Spreadsheet (Google Sheets / Excel) — the DIY option
I'm including this because it's still genuinely the right answer for some people. If you have 1-3 long-term clients on retainer and you're not chasing payments, a Google Sheet with a template invoice is fine. The hidden cost is everything peripheral: tax-time reconciliation, payment tracking, follow-ups. But for some people, the simplicity is worth those costs.
Best for: freelancers with 1-3 stable retainer clients and no payment-chasing problems.
Quick comparison
| Refrens | Zoho Invoice | Swipe | Riffit | Spreadsheet | |
|---|---|---|---|---|---|
| Price | Free (15 docs) → paid | Free for individuals | Free → paid | ₹249/mo | Free |
| WhatsApp flow | ❌ | ❌ | ❌ | ✅ | ❌ |
| CGST/SGST/IGST split | ✅ | ✅ | ✅ | ❌ (flat-rate) | Manual |
| E-invoicing | ✅ | ✅ | ✅ | ❌ | ❌ |
| Quotations | ✅ | ✅ | ✅ | ❌ | Manual |
| Mobile-first | Web | Web | Web | WhatsApp + web | N/A |
| Best fit | Small Indian business | Detail-oriented freelancer | GST-heavy SME | Service freelancer on WhatsApp | 1-3 retainer clients |
Which one should you actually pick?
The decision usually collapses to two questions.
Are you GST-registered or planning to register soon? If yes, you need CGST/SGST/IGST splits and probably e-invoicing. Refrens, Zoho Invoice, or Swipe all handle this. Pick based on your business type — Refrens for general small business, Zoho if you want it free, Swipe if you also sell products.
Are you under the GST threshold and live on WhatsApp? This is where most service freelancers actually are. The honest answer is: Refrens is overkill, Zoho Invoice is fine but heavy, and Riffit is what I built specifically for this case. Spreadsheet is fine if you have 1-3 stable clients.
If you're a designer billing 5-10 projects a month at ₹20K-60K each, you're probably in the second bucket. If you're a content writer doing volume work for ₹5K-15K per piece, also second bucket. If you're a small product business doing 30+ invoices a month with full GST? First bucket. Refrens is reasonable.
The verdict
Refrens is a competent tool that's been mismarketed as "for freelancers." It's actually a very capable tool for Indian small businesses, and the freelancer marketing is collateral damage from a broader positioning play. If your work fits the small-business mold, it's a fine choice.

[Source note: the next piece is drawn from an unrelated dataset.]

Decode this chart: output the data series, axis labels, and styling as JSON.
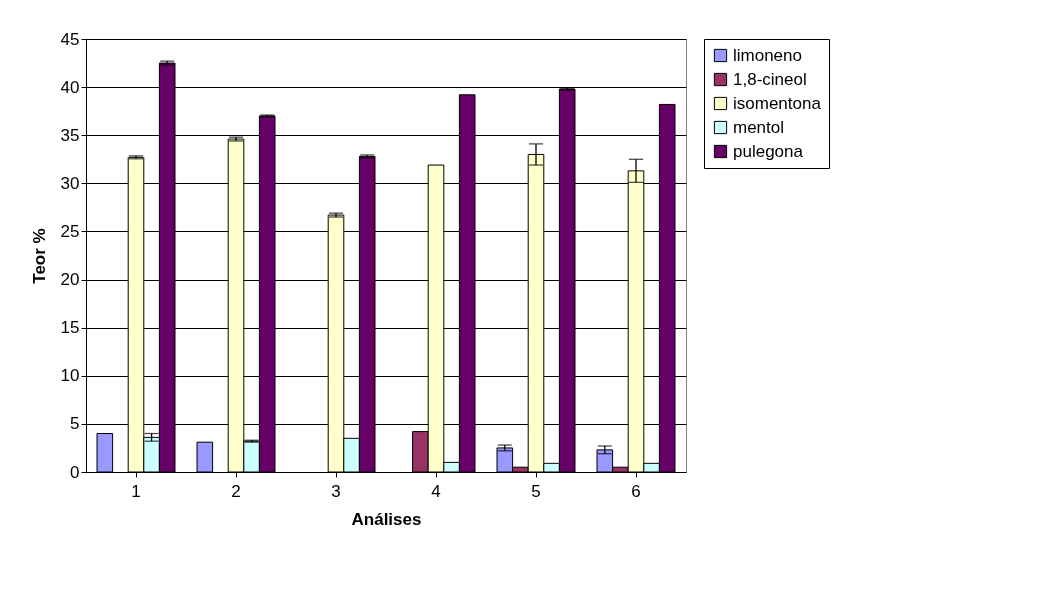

If your work doesn't — if you're sending invoices from WhatsApp at 11 PM after a project wraps, if you're under the GST threshold, if "compliance dashboard" sounds like more than what you actually need — you'll find Refrens heavier than the problem you're trying to solve. One of the other four options will fit better.
The most common invoicing mistake I see Indian freelancers make isn't picking the wrong tool. It's picking a tool built for a different size of business and then blaming themselves for finding it heavy. That's not your fault. The tool is what it is. (5 invoicing mistakes Indian freelancers make covers a few more.)
Pick the one that matches how you actually work — not the one that has the most features on the comparison page.